The long-awaited Army Task Force Report on Behavioral Health, here, came out late last Friday. This was the report on the alleged mis-diagnoses of post-traumatic stress disorder among troops at Madigan Army Medical Center, the hospital at Joint Base Lewis-McChord in Washington state.
What is striking to me is the lack of a smoking gun.
I found no villains here.
There are no allegations of psychiatrists trying to downplay PTSD in order to save the government money, despite political pressures to do so.
There are criticisms of the system that have already been detailed before in previous reports:
– Problems with the new integrated disability evaluation system (IDES).
–Not enough providers, especially in rural areas.
–Inadequate training for civilian providers in how to document PTSD.
– Siloed systems of care and counseling.
– Problems with coordination of mental-health care on each installation.
It is easy to document the problems in the military behavioral health system. It is much harder to implement recommendations designed to fix them.

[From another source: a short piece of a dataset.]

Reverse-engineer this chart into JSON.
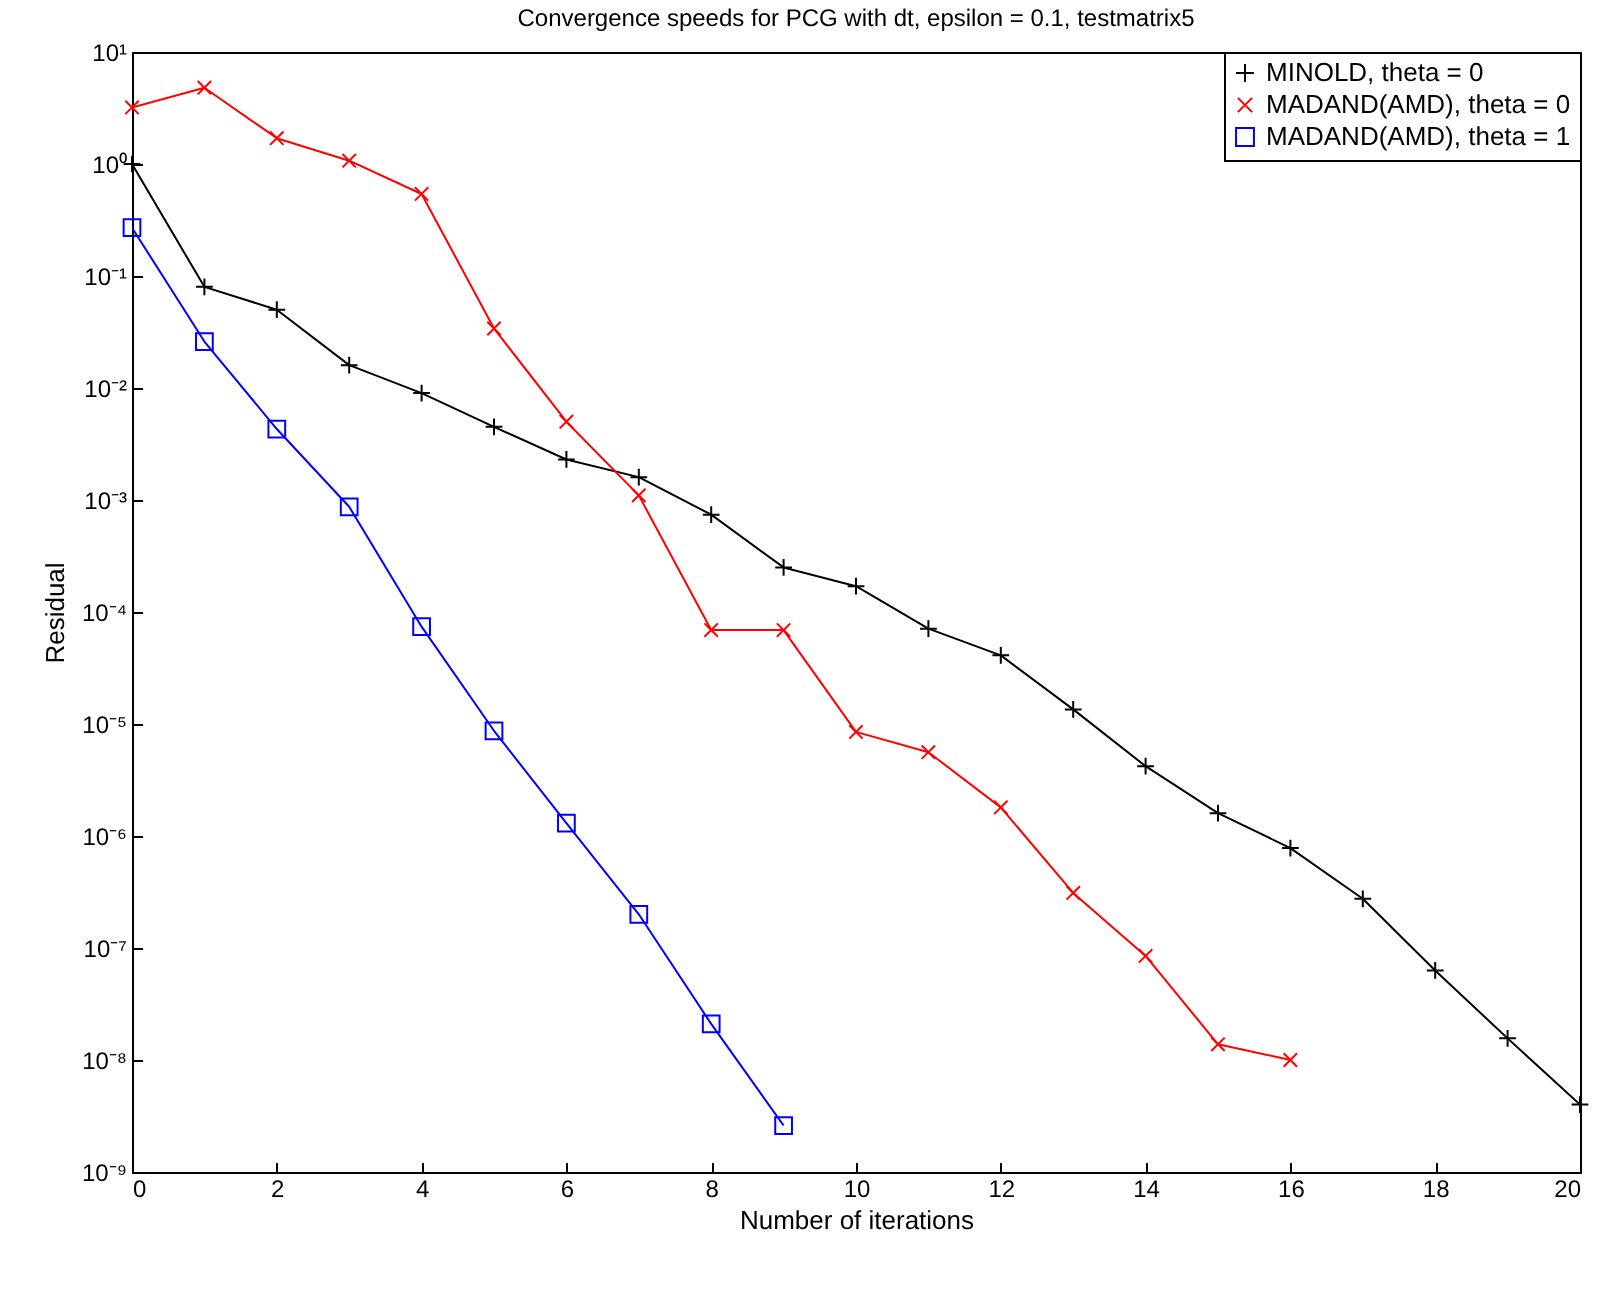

For example, a key recommendation is having a behavioral-health clinical coordinator at each installation. That’s also not a new idea. The 2005 Mental Health Task Force Task Force report urged essentially the same thing. But it’s hard to do when the medical and behavioral health systems in the military is so strained by a decade of non-stop combat.
Overall, as a professional, I consider the report very useful. It clearly illustrates – again — the enormous challenges left in war’s wake.
Army Lieut. General David Perkins, who directed the study, closed its executive summary like this:
Finally, the Army must plan ahead to manage the requirements for behavioral health and the IDES for the next war. The Army should develop planning factors and decision support tools now for implementation at the very beginning of the next conflict. These planning factors are necessary to adequately predict sufficient resources and proactively manage the assessment, treatment, and processing of Soldiers with behavioral health conditions. Perhaps the lesson best learned by the Army from this past decade of war is the importance of proactively preparing for and addressing behavioral health and IDES concerns.